Hépatotoxicité des antiinflammatoires non stéroïdiens

En mars 2002, les autorités finlandaises ont annoncé leur décision de suspendre la mise sur le marché du nimésulide, un antiinflammatoire non stéroïdien (AINS) commercialisé en Belgique depuis 1996 sous le nom de MESULID. Cette décision fait suite à l' observation d' atteintes hépatiques graves chez des patients traités par ce médicament: au niveau international, 123 cas d' hépatotoxicité grave, dont 12 d' évolution fatale, ont été rapportés via des systèmes de notification spontanée (données datant du mois d’août 2001). Il s’agissait, soit d’hépatites cytolytiques, soit d’hépatites cholestatiques. L' hépatotoxicité du nimésulide est bien établie [voir aussi Folia de septembre 1999, ; août 1998 et de septembre 1996].

Dans l' attente d' une réévaluation au niveau européen de la balance bénéfices/ risques du nimésulide et à la demande des autorités belges, la firme responsable de la mise sur le marché du MESULID a envoyé aux médecins et aux pharmaciens un courrier rappelant l' existence de ce risque d' hépatotoxicité, la nécessité d' interrompre immédiatement le traitement en cas d' apparition de signes évoquant une atteinte hépatique et la contre-indication d' une réadministration ultérieure si l’hépatotoxicité est confirmée.

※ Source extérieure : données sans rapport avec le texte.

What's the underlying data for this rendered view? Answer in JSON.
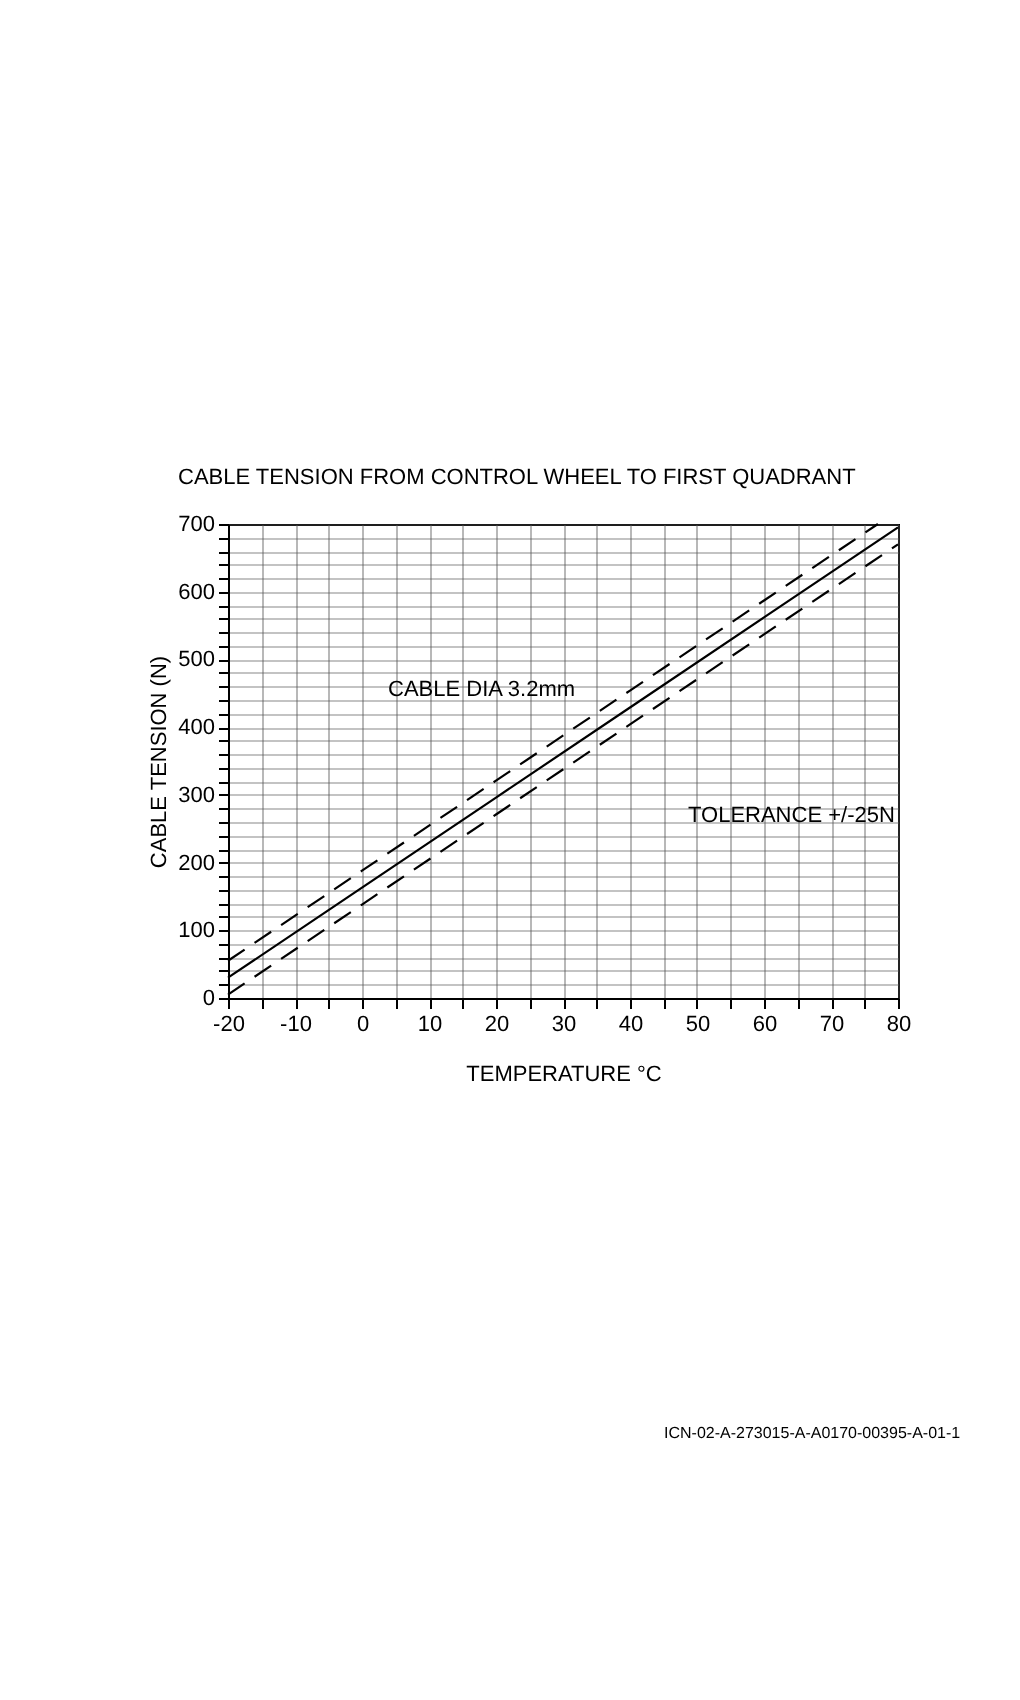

Selon l' ouvrage de référence Davies' Textbook of Adverse Drug Reactions [Chapman & Hall Medical, 5ème édition 1998], l' incidence d' atteintes hépatiques symptomatiques liées aux AINS en général est estimée entre 1 et 50 pour 100.000 patients traités. Une élévation asymptomatique des transaminases est cependant plus fréquente (incidence de l' ordre de 15%). Les données recueillies par les systèmes de notification spontanée ne permettent pas de comparer le risque d' hépatotoxicité de différents AINS; des études épidémiologiques sont nécessaires pour obtenir cette information. Selon une étude cas-témoins publiée en 1994 [ Arch Intern Med 154 : 311-316(1994) ], le sulindac (CLINORIL) est l' AINS pour lequel le risque d' hépatotoxicité aiguë observé était le plus élevé (148,1 cas pour 100.000 patients traités). Pour les AINS en général, une incidence de 3,7 cas pour 100.000 patients a été calculée sur base des résultats de cette étude; le risque le plus faible fut observé avec l' ibuprofène: 1,6 cas pour 100.000 patients. D’autres facteurs de risque étaient l’exposition à d' autres médicaments hépatotoxiques et une arthrite rhumatoïde. D' autres sources mentionnent qu' outre le sulindac, le diclofénac présente aussi un risque important d' hépatotoxicité [ J Hepatol 29 : 135-141(1998) ; Meyler' s Side Effects of Drugs, 14ème].

L' hépatotoxicité des AINS se manifeste généralement au cours des premiers mois du traitement. En cas d' atteinte hépatique après prise d' un AINS et si un traitement par un AINS s' impose, il est recommandé d' utiliser un AINS appartenant à un autre sous-groupe.